UPLC–MS analyses were achieved using selected ion monitoring (SIM) mode and resulting SIM chromatograms were integrated using the subroutine QuanLynx 4.1 for data mining. A pool of all samples was prepared to obtain a quality control sample (QC) and the samples were randomly injected independently from treatment conditions. Three QC samples were injected at the beginning of the sample set and one QC sample was injected every eight samples to check for potential analytical drifts. QC samples were analyzed by Principal Component Analysis to evaluate the reproducibility of the UPLC–MS method [72].

4.10. Statistical Analysis

All data are presented as mean values ± standard deviation (SD) of four replicates per block in each assay. Each treatment included 4 blocks of 8 biological replicates. For the berry composition and metabolomic analysis, berries from the eight vines per block were pulled, according to the description above. Results were compared with one-way ANOVA using Prism 7.0 (GraphPad Software, Inc., La Jolla, CA, USA). The Principal Component Analyses were undertaken using SIMCA P + version 12.0 (Umetrics AB, Umeå, Sweden) and heatmap metabolomics was performed with the ComplexHeatmap package (v1.18.1) on Bioconductor v3.9 after value normalization by using the R center and scale functions.

5. Conclusions

To the best of our knowledge, this is the first robust study (performed in three consecutive seasons) integrating meteorological conditions with agronomical, analytical, and metabolomic data in vines of Douro Region under different irrigation levels (R30 and R70). In mid-summer, R30 was able to prevent a decay of up to 0.4 MPa of leaf predawn water potential and improved plant productivity, while R70 did not translate in additional protection against drought stress, possibly due to a low water capacity holding of the soil. Moreover, both irrigation levels did not significantly change important berry quality traits including Brix, pH, total phenolics, total anthocyanins, and phenolic acids, despite some modifications being observed in the metabolomics profile of the berries. Yet, additional studies on other grapevine cultivars, with different drought tolerance, and DDR sub-regions, complemented with soil analysis (i.e., granulometry, soil water potential) berry and wine metabolomics, and wine tasting approaches would strengthen the present data. Besides the scientific relevance of these studies, results may aid viticulturists and decision makers to implement and optimize irrigation in Douro region.

Supplementary Materials

The following supporting information can be downloaded at: https://www.mdpi.com/article/10.3390/plants11060732/s1, Figure S1: Monthly mean climatic conditions that occurred during 2018 vintage: Figure S2: Monthly mean climatic conditions that occurred during 2019; Figure S3: Monthly mean climatic conditions that occurred during 2020; Table S1: Berry quality attributes during maturation until harvest (eight weeks after veraison—WAV) in 2018; Table S2: Berry quality attributes during maturation until harvest (from four to eight week after veraison—WAV) in the 2018 vintage.
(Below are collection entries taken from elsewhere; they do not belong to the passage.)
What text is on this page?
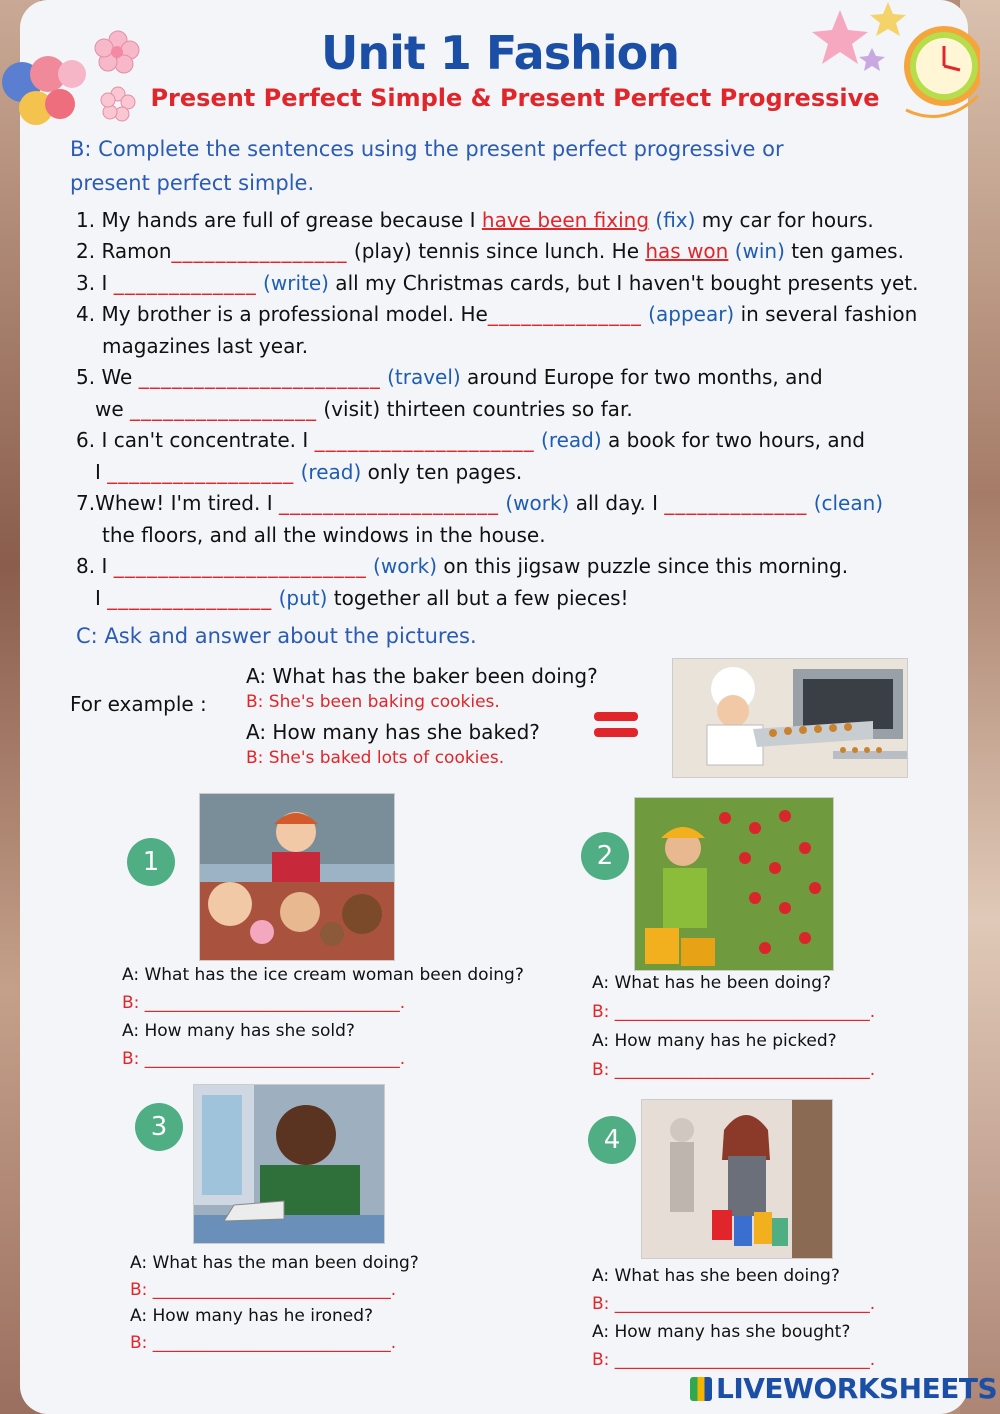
Unit 1 Fashion
Present Perfect Simple & Present Perfect Progressive
B: Complete the sentences using the present perfect progressive or present perfect simple.
1. My hands are full of grease because I have been fixing (fix) my car for hours.
2. Ramon________________ (play) tennis since lunch. He has won (win) ten games.
3. I _____________ (write) all my Christmas cards, but I haven't bought presents yet.
4. My brother is a professional model. He______________ (appear) in several fashion
magazines last year.
5. We ______________________ (travel) around Europe for two months, and
we _________________ (visit) thirteen countries so far.
6. I can't concentrate. I ____________________ (read) a book for two hours, and
I _________________ (read) only ten pages.
7.Whew! I'm tired. I ____________________ (work) all day. I _____________ (clean)
the floors, and all the windows in the house.
8. I _______________________ (work) on this jigsaw puzzle since this morning.
I _______________ (put) together all but a few pieces!
C: Ask and answer about the pictures.
For example :
A: What has the baker been doing?
B: She's been baking cookies.
A: How many has she baked?
B: She's baked lots of cookies.
1
A: What has the ice cream woman been doing?
B: ______________________________.
A: How many has she sold?
B: ______________________________.
2
A: What has he been doing?
B: ______________________________.
A: How many has he picked?
B: ______________________________.
3
A: What has the man been doing?
B: ____________________________.
A: How many has he ironed?
B: ____________________________.
4
A: What has she been doing?
B: ______________________________.
A: How many has she bought?
B: ______________________________.
LIVEWORKSHEETS
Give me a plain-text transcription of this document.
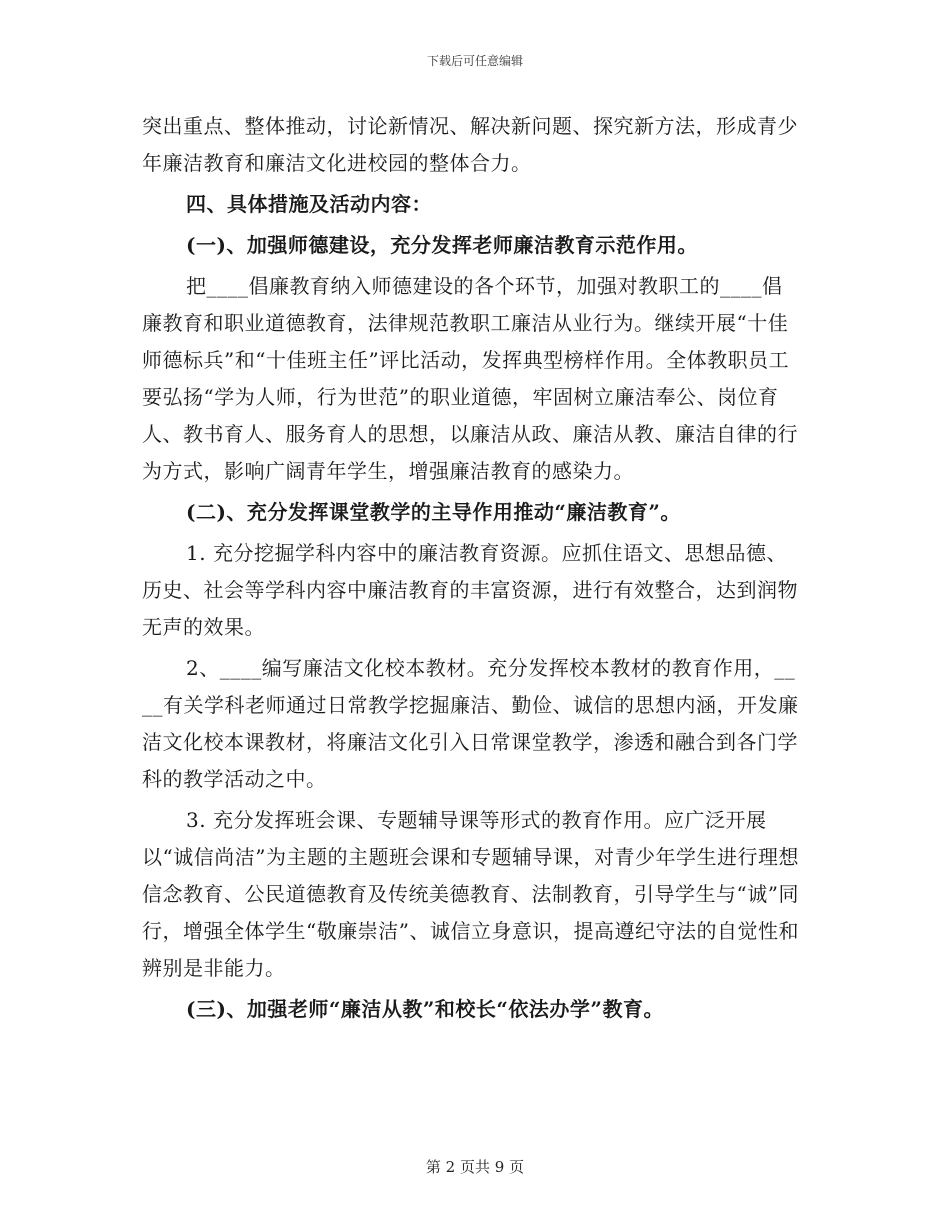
下载后可任意编辑

突出重点、整体推动，讨论新情况、解决新问题、探究新方法，形成青少年廉洁教育和廉洁文化进校园的整体合力。

四、具体措施及活动内容：

(一)、加强师德建设，充分发挥老师廉洁教育示范作用。

把____倡廉教育纳入师德建设的各个环节，加强对教职工的____倡廉教育和职业道德教育，法律规范教职工廉洁从业行为。继续开展“十佳师德标兵”和“十佳班主任”评比活动，发挥典型榜样作用。全体教职员工要弘扬“学为人师，行为世范”的职业道德，牢固树立廉洁奉公、岗位育人、教书育人、服务育人的思想，以廉洁从政、廉洁从教、廉洁自律的行为方式，影响广阔青年学生，增强廉洁教育的感染力。

(二)、充分发挥课堂教学的主导作用推动“廉洁教育”。

1. 充分挖掘学科内容中的廉洁教育资源。应抓住语文、思想品德、历史、社会等学科内容中廉洁教育的丰富资源，进行有效整合，达到润物无声的效果。

2、____编写廉洁文化校本教材。充分发挥校本教材的教育作用，____有关学科老师通过日常教学挖掘廉洁、勤俭、诚信的思想内涵，开发廉洁文化校本课教材，将廉洁文化引入日常课堂教学，渗透和融合到各门学科的教学活动之中。

3. 充分发挥班会课、专题辅导课等形式的教育作用。应广泛开展以“诚信尚洁”为主题的主题班会课和专题辅导课，对青少年学生进行理想信念教育、公民道德教育及传统美德教育、法制教育，引导学生与“诚”同行，增强全体学生“敬廉崇洁”、诚信立身意识，提高遵纪守法的自觉性和辨别是非能力。

(三)、加强老师“廉洁从教”和校长“依法办学”教育。

第 2 页共 9 页
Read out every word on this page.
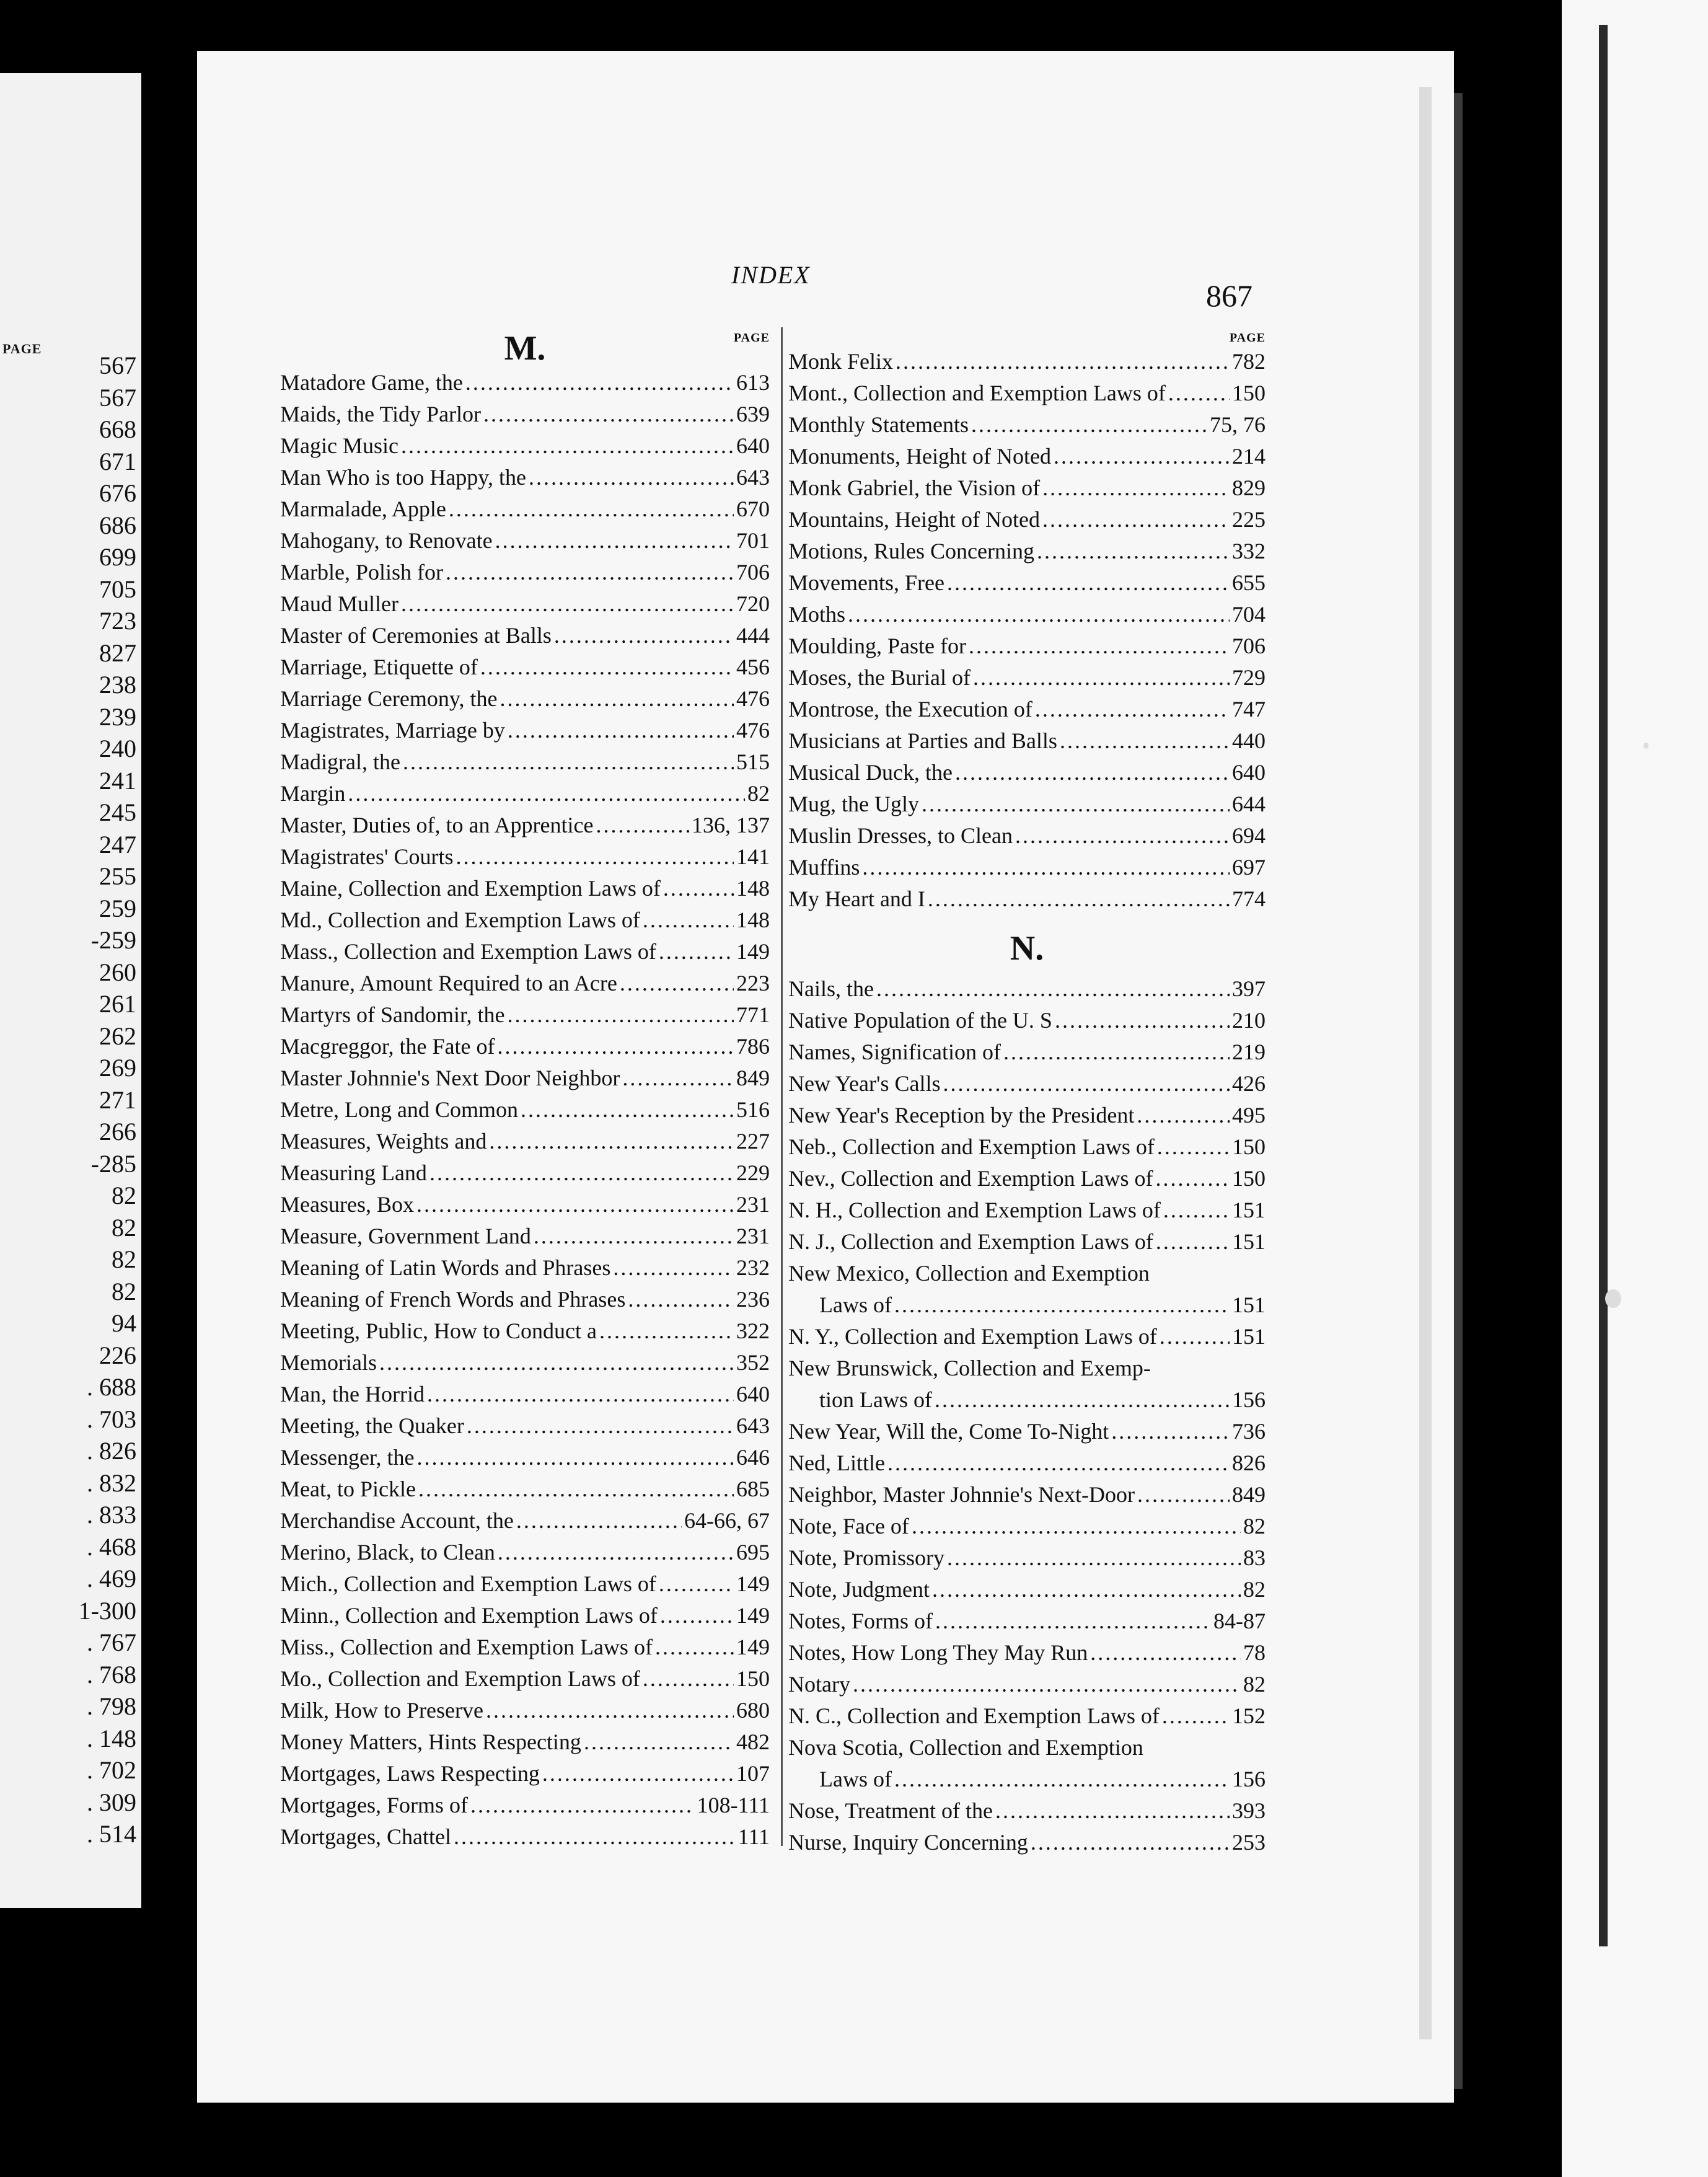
PAGE
567
567
668
671
676
686
699
705
723
827
238
239
240
241
245
247
255
259
-259
260
261
262
269
271
266
-285
82
82
82
82
94
226
. 688
. 703
. 826
. 832
. 833
. 468
. 469
1-300
. 767
. 768
. 798
. 148
. 702
. 309
. 514
INDEX
867
PAGE
M.
Matadore Game, the . . .	613
Maids, the Tidy Parlor . . .	639
Magic Music . . .	640
Man Who is too Happy, the . . .	643
Marmalade, Apple . . .	670
Mahogany, to Renovate . . .	701
Marble, Polish for . . .	706
Maud Muller . . .	720
Master of Ceremonies at Balls . . .	444
Marriage, Etiquette of . . .	456
Marriage Ceremony, the . . .	476
Magistrates, Marriage by . . .	476
Madigral, the . . .	515
Margin . . .	82
Master, Duties of, to an Apprentice . . .	136, 137
Magistrates' Courts . . .	141
Maine, Collection and Exemption Laws of . . .	148
Md., Collection and Exemption Laws of . . .	148
Mass., Collection and Exemption Laws of . . .	149
Manure, Amount Required to an Acre . . .	223
Martyrs of Sandomir, the . . .	771
Macgreggor, the Fate of . . .	786
Master Johnnie's Next Door Neighbor . . .	849
Metre, Long and Common . . .	516
Measures, Weights and . . .	227
Measuring Land . . .	229
Measures, Box . . .	231
Measure, Government Land . . .	231
Meaning of Latin Words and Phrases . . .	232
Meaning of French Words and Phrases . . .	236
Meeting, Public, How to Conduct a . . .	322
Memorials . . .	352
Man, the Horrid . . .	640
Meeting, the Quaker . . .	643
Messenger, the . . .	646
Meat, to Pickle . . .	685
Merchandise Account, the . . .	64-66, 67
Merino, Black, to Clean . . .	695
Mich., Collection and Exemption Laws of . . .	149
Minn., Collection and Exemption Laws of . . .	149
Miss., Collection and Exemption Laws of . . .	149
Mo., Collection and Exemption Laws of . . .	150
Milk, How to Preserve . . .	680
Money Matters, Hints Respecting . . .	482
Mortgages, Laws Respecting . . .	107
Mortgages, Forms of . . .	108-111
Mortgages, Chattel . . .	111
PAGE
Monk Felix . . .	782
Mont., Collection and Exemption Laws of . . .	150
Monthly Statements . . .	75, 76
Monuments, Height of Noted . . .	214
Monk Gabriel, the Vision of . . .	829
Mountains, Height of Noted . . .	225
Motions, Rules Concerning . . .	332
Movements, Free . . .	655
Moths . . .	704
Moulding, Paste for . . .	706
Moses, the Burial of . . .	729
Montrose, the Execution of . . .	747
Musicians at Parties and Balls . . .	440
Musical Duck, the . . .	640
Mug, the Ugly . . .	644
Muslin Dresses, to Clean . . .	694
Muffins . . .	697
My Heart and I . . .	774
N.
Nails, the . . .	397
Native Population of the U. S . . .	210
Names, Signification of . . .	219
New Year's Calls . . .	426
New Year's Reception by the President . . .	495
Neb., Collection and Exemption Laws of . . .	150
Nev., Collection and Exemption Laws of . . .	150
N. H., Collection and Exemption Laws of . . .	151
N. J., Collection and Exemption Laws of . . .	151
New Mexico, Collection and Exemption
Laws of . . .	151
N. Y., Collection and Exemption Laws of . . .	151
New Brunswick, Collection and Exemp-
tion Laws of . . .	156
New Year, Will the, Come To-Night . . .	736
Ned, Little . . .	826
Neighbor, Master Johnnie's Next-Door . . .	849
Note, Face of . . .	82
Note, Promissory . . .	83
Note, Judgment . . .	82
Notes, Forms of . . .	84-87
Notes, How Long They May Run . . .	78
Notary . . .	82
N. C., Collection and Exemption Laws of . . .	152
Nova Scotia, Collection and Exemption
Laws of . . .	156
Nose, Treatment of the . . .	393
Nurse, Inquiry Concerning . . .	253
Table S3: Berry quality attributes during maturation until harvest (seven weeks after veraison—WAV) in the 2019 vintage. Table S4: Berry quality attributes during maturation until harvest (from two to seven weeks after veraison—WAV), in the 2019 vintage. Table S5: Berry quality attributes during maturation until harvest (seven weeks after veraison—WAV) in the 2020 vintage. Table S6: Berry quality attributes during maturation until harvest (from two to seven weeks after veraison—WAV), in the 2020 vintage. Table S7: Metabolites identified by UPLC–MS in mature grape berries of Touriga Nacional in 2018, 2019, and 2020 vintages.

Author Contributions

S.M.P.C., H.G. and J.Q. designed and directed the study. I.L.C., J.V. and F.A. carried out the field experiments. I.L.C. and A.T. performed the biochemical analysis and analyzed the field and biochemical data. I.L.C., J.V., P.L.d.C. and F.S.R. performed the berry quality composition analysis. A.L., M.U., A.T. and T.M., performed the metabolomics analysis and analyzed the data. I.L.C., A.T., S.M.P.C., H.G. and J.Q. wrote the manuscript. All authors have read and agreed to the published version of the manuscript.

Funding

This research was funded by the VISCA project (Vineyards’ Integrated Smart Climate Application), funded by European Union’s Horizon 2020 research and innovation programme under grant agreement no. 730253. The Région-Centre Val de Loire (France) supported this work under the grant agreement to Project VITI’ACTIF. The work was also supported by the “Contrato-Programa” UIDB/04050/2020 funded by Portuguese national funds through the FCT I.P. The work was also supported by FCT, CCDR-N (Norte Portugal Regional Coordination and Development Commission) and European Funds (FEDER/POCI/COMPETE2020) through the project AgriFoodXXI (NORTE-01-0145-FEDER-000041) and the research projects BerryPlastid (PTDC/BIA-FBT/28165/2017 and POCI-01-0145-FEDER-028165), MitiVineDrought (PTDC/BIA-FBT/30341/2017 and POCI-01-0145-FEDER-030341), and GrapeInfectomics (PTDC/ASPHOR/28485/2017). A.T. was supported by a post-doctoral researcher contract/position within the project “BerryPlastid”. This work also benefited from the networking activities within the European COST Action CA 17111 INTEGRAPE, the CoLAB VINES & WINES, and the CoLAB 4FOOD—Collaborative Laboratory for Innovation in the Food Industry.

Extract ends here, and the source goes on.